Je lubrifie l'ensemble, vérifie la bonne rotation et remonte le tout, étapes par étapes. C'est laborieux mais ça va, ce qui est critique est qu'il faut procéder à toute l'opération de démontage et remontage d'une traite sur un ou 2 jours, avec la mémoire fraîche, car même avec de l'organisation, on oublie vite des détails importants. Je vérifie les positions et réglages des 4 interrupteurs (les 3 du système à cames et le safety switch activé directement par le bras de transfert). La lame du contact de transfert me semble bizarre par rapport au sens de rotation de sa came. Je vérifie la position de ce contact sur mes photos prises sur d'autres machines et je me rends compte que quelqu'un l'a remonté à l'envers ! De plus, ce n'est pas le même modèle que les autres, il n'est donc pas d'origine ! Décidément. Serait-ce la cause du "croquage" de la mécanique ? Je ne pense pas, car ce mécanisme peut tourner en continu sans souci. Les contacts ne peuvent qu'arrêter ou démarrer des relais et des moteurs, pas casser une mécanique.

A gauche le montage erroné du transfert switch, à droite remonté correctement !
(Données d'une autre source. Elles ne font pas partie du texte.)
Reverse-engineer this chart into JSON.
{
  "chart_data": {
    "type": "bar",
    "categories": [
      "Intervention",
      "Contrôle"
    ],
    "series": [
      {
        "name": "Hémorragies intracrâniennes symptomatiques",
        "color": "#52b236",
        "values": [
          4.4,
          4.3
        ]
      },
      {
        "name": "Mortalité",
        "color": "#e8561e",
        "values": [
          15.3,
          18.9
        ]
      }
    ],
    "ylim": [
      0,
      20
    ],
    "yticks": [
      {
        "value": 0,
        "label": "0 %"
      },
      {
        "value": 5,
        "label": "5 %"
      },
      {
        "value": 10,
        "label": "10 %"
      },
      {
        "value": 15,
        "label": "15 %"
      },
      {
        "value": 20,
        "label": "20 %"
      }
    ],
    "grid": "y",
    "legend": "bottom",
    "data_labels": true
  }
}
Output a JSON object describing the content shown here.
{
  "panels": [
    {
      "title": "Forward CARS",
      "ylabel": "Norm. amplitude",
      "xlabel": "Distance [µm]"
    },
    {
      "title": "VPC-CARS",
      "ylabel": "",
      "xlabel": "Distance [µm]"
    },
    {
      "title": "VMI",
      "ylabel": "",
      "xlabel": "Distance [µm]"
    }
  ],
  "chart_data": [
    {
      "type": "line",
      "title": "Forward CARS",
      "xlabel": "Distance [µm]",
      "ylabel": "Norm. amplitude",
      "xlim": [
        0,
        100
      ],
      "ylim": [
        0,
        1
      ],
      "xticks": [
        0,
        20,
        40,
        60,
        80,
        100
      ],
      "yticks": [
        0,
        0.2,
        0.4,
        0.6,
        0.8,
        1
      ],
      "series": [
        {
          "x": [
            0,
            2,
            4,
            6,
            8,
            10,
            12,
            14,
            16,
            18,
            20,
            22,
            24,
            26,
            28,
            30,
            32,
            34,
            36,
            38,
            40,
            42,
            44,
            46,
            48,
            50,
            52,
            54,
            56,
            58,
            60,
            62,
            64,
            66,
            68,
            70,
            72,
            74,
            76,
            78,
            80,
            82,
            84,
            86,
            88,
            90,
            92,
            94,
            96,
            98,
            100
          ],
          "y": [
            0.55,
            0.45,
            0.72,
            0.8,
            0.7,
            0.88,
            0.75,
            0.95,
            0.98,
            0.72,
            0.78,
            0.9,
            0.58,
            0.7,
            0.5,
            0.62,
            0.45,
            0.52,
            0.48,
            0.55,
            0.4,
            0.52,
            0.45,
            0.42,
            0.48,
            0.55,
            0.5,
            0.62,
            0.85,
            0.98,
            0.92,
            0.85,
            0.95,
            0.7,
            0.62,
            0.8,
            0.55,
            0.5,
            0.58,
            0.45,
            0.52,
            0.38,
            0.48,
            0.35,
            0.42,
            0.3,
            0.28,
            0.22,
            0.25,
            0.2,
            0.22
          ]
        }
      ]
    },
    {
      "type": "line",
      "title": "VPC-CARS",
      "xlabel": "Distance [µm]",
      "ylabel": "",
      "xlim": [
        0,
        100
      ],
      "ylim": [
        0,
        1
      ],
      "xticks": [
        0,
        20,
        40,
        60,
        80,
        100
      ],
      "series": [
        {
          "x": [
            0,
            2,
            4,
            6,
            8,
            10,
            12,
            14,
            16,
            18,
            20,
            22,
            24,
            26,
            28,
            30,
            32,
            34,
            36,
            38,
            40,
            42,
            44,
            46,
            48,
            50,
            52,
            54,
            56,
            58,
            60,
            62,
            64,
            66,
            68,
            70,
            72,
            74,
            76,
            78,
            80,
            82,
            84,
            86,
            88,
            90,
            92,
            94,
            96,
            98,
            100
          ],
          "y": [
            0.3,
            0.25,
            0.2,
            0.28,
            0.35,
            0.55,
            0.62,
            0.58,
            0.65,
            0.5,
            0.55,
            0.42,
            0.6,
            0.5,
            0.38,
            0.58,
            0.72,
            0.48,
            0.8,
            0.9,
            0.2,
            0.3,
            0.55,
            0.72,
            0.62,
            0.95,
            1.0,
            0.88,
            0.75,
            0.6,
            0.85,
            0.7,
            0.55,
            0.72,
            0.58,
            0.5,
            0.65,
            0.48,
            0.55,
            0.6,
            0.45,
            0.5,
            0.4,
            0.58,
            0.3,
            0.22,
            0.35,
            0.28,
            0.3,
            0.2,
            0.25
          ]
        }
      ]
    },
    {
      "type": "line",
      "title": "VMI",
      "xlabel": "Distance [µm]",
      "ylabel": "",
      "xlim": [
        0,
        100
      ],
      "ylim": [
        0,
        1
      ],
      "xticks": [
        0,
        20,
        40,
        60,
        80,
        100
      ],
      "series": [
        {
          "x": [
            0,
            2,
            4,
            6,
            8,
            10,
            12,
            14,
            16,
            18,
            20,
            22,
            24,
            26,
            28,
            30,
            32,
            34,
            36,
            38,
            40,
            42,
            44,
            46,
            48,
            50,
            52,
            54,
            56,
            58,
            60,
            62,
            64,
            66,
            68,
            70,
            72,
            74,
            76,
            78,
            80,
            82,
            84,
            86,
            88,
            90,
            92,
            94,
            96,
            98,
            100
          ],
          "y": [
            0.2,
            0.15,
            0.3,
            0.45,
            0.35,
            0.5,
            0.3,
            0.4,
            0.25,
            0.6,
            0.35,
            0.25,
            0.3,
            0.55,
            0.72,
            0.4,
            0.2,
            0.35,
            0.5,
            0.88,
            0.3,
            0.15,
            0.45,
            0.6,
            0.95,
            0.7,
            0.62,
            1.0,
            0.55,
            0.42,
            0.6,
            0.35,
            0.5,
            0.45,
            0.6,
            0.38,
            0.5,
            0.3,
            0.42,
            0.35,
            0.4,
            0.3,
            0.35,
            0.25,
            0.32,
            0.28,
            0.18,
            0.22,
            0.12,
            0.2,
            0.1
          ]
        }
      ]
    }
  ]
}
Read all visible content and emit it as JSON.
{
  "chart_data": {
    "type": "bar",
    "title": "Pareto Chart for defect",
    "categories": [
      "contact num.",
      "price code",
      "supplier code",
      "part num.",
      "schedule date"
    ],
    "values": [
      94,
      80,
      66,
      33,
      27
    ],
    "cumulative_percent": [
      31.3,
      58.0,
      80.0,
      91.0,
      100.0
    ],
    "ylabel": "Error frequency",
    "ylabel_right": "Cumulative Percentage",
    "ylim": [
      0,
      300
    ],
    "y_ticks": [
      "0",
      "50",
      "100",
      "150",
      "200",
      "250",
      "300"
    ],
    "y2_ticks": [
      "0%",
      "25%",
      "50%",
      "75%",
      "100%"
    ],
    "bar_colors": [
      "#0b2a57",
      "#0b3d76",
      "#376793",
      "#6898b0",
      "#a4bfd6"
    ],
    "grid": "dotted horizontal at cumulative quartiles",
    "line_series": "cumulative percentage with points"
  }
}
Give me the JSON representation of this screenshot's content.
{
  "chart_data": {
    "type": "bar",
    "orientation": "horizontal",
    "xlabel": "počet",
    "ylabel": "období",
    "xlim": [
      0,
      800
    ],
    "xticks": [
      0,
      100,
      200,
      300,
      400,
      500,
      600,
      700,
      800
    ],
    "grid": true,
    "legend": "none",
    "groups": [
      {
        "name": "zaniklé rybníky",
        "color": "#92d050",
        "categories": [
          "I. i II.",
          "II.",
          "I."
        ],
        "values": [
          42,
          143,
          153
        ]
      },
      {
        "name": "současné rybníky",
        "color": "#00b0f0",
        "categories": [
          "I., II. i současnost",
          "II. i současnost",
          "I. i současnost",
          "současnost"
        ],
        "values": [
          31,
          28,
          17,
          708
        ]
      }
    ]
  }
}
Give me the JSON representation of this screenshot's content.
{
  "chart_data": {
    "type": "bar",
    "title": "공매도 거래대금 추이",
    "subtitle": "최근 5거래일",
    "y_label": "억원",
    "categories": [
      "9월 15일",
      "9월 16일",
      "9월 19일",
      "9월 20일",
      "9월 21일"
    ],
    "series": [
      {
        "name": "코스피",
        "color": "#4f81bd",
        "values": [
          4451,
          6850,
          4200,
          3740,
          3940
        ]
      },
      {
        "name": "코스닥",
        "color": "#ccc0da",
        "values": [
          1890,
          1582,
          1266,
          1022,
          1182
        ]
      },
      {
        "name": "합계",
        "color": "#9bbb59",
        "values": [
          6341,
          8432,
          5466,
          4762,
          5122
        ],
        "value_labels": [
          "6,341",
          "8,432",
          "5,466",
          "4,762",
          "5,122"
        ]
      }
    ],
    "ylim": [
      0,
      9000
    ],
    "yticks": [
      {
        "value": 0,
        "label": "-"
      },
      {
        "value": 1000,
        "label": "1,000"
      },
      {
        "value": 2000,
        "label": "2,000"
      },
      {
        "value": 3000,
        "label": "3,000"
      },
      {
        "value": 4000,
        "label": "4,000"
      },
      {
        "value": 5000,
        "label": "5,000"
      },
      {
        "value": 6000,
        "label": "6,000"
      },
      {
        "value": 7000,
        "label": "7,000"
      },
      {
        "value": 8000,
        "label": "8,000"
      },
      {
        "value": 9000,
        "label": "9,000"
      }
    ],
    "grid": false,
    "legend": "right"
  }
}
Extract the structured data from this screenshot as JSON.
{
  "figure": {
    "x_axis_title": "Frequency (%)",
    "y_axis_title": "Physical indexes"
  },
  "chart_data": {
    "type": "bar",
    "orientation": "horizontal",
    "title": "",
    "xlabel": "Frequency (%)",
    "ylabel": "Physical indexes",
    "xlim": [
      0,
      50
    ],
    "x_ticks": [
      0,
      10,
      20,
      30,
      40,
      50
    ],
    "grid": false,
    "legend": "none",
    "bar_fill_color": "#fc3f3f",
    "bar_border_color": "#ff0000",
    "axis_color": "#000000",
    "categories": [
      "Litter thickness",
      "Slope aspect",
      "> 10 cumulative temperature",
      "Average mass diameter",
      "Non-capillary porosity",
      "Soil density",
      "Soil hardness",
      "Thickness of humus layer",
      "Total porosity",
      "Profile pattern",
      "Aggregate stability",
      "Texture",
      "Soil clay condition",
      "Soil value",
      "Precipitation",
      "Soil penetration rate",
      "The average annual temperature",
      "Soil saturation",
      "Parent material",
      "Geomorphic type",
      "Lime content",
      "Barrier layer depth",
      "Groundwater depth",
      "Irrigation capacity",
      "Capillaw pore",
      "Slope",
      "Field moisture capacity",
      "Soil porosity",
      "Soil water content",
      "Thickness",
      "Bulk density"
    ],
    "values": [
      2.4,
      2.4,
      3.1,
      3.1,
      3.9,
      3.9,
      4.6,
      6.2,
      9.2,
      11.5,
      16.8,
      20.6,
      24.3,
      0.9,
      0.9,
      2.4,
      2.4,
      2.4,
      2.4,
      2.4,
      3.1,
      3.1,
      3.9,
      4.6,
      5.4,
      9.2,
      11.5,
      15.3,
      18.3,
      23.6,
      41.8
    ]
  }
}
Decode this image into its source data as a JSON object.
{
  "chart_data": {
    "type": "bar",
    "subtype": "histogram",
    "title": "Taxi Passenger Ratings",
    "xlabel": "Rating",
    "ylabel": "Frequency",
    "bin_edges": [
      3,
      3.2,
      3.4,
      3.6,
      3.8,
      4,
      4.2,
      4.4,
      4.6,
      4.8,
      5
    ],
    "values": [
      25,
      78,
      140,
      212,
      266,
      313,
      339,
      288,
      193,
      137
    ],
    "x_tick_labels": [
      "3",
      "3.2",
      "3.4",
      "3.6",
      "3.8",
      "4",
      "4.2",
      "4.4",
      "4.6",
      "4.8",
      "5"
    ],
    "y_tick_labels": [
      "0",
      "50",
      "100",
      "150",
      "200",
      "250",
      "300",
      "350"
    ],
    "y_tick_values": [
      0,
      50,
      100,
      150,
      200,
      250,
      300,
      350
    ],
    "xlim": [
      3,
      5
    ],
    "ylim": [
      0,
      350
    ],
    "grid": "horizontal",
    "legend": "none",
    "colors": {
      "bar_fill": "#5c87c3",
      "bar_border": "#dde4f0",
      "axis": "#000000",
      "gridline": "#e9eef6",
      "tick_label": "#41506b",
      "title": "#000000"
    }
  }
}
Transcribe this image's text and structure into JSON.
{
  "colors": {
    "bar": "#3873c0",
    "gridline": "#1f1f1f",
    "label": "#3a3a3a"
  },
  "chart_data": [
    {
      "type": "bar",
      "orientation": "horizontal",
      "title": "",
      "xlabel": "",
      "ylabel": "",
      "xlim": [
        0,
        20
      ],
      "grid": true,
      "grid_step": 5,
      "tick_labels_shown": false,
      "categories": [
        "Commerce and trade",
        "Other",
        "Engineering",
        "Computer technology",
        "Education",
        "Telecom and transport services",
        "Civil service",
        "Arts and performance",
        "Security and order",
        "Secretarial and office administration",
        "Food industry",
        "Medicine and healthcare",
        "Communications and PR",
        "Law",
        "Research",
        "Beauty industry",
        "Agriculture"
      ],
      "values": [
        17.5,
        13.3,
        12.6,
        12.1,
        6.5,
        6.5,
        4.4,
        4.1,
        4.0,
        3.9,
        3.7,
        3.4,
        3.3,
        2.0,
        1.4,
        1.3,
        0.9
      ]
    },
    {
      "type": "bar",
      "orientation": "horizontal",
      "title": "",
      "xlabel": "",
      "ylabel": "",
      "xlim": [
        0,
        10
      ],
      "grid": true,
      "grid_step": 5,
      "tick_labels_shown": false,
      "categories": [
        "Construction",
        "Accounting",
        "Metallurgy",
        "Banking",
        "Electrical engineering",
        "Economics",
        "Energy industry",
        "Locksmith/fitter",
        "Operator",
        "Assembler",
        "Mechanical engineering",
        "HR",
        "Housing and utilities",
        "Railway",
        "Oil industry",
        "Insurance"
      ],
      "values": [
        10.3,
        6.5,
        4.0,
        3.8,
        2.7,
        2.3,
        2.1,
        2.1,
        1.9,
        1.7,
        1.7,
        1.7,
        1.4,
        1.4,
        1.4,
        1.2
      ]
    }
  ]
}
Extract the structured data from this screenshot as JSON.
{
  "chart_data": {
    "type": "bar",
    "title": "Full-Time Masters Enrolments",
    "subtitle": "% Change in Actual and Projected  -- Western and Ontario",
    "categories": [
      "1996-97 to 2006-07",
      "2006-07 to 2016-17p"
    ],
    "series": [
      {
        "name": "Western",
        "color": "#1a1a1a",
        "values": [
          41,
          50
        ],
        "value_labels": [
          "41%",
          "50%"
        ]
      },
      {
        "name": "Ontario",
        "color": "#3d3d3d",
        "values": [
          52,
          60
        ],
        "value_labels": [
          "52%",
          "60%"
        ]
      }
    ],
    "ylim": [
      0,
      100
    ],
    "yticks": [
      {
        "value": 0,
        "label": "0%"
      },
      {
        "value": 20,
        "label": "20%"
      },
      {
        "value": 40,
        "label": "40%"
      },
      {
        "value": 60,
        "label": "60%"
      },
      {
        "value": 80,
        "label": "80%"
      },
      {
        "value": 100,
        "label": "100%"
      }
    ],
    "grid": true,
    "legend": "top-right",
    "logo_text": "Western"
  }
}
Une fois l'ensemble remonté, je teste le cycle à la main, et après quelques réglages ça fonctionne. Le plus difficile a été de bien positionner la position angulaire de l'arbre qui pilote le bras de transfert pour que le bras se pose bien à plat du côté de la platine pour les 2 faces. Je repositionne le moteur pour entrainer le mécanisme et l'alimente en 24V AC. Wouah, ça marche ! Le petit moteur prend 4A, donc la puissance consommée est de quasi 100W, pas mal quand même. Et bien voilà, c'était une sacrée opération, mais maintenant je comprends parfaitement la machine.

Je peux également conclure au niveau architecture que chez Wurlitzer on trouve principalement des "tôliers" et des électriciens pour la machinerie et des menuisiers pour les caisses, tandis que chez Seeburg ce sont plutôt des "fondeurs" et des électroniciens pour la machinerie et des "tôliers" pour les caisses.

Le pince disque !

Le levier qui pince le disque sur le bras de transfert a disparu et je comprends vite qu'il est quasi impossible à trouver. Heureusement mon partenaire a d'autres machines et m'en fourni un comme exemple. Je prends toutes les mesures au pied à coulisse et redessine un pièce simplifiée à imprimer sur mon imprimante 3D.

Plan du pince disque

Le résultat est brut mais costaud : il faut limer une fente en V pour le placement du disque, forer les trous, monter un axe en aluminium (4cm de long et 3 mm de diamètre), assembler la pièce avec un boulon sur une plaquette en plexigas de 2mm d'épaisseur sciée à la main. Il reste à fixer le ressort et à monter l'ensemble dans la machine ... et tester.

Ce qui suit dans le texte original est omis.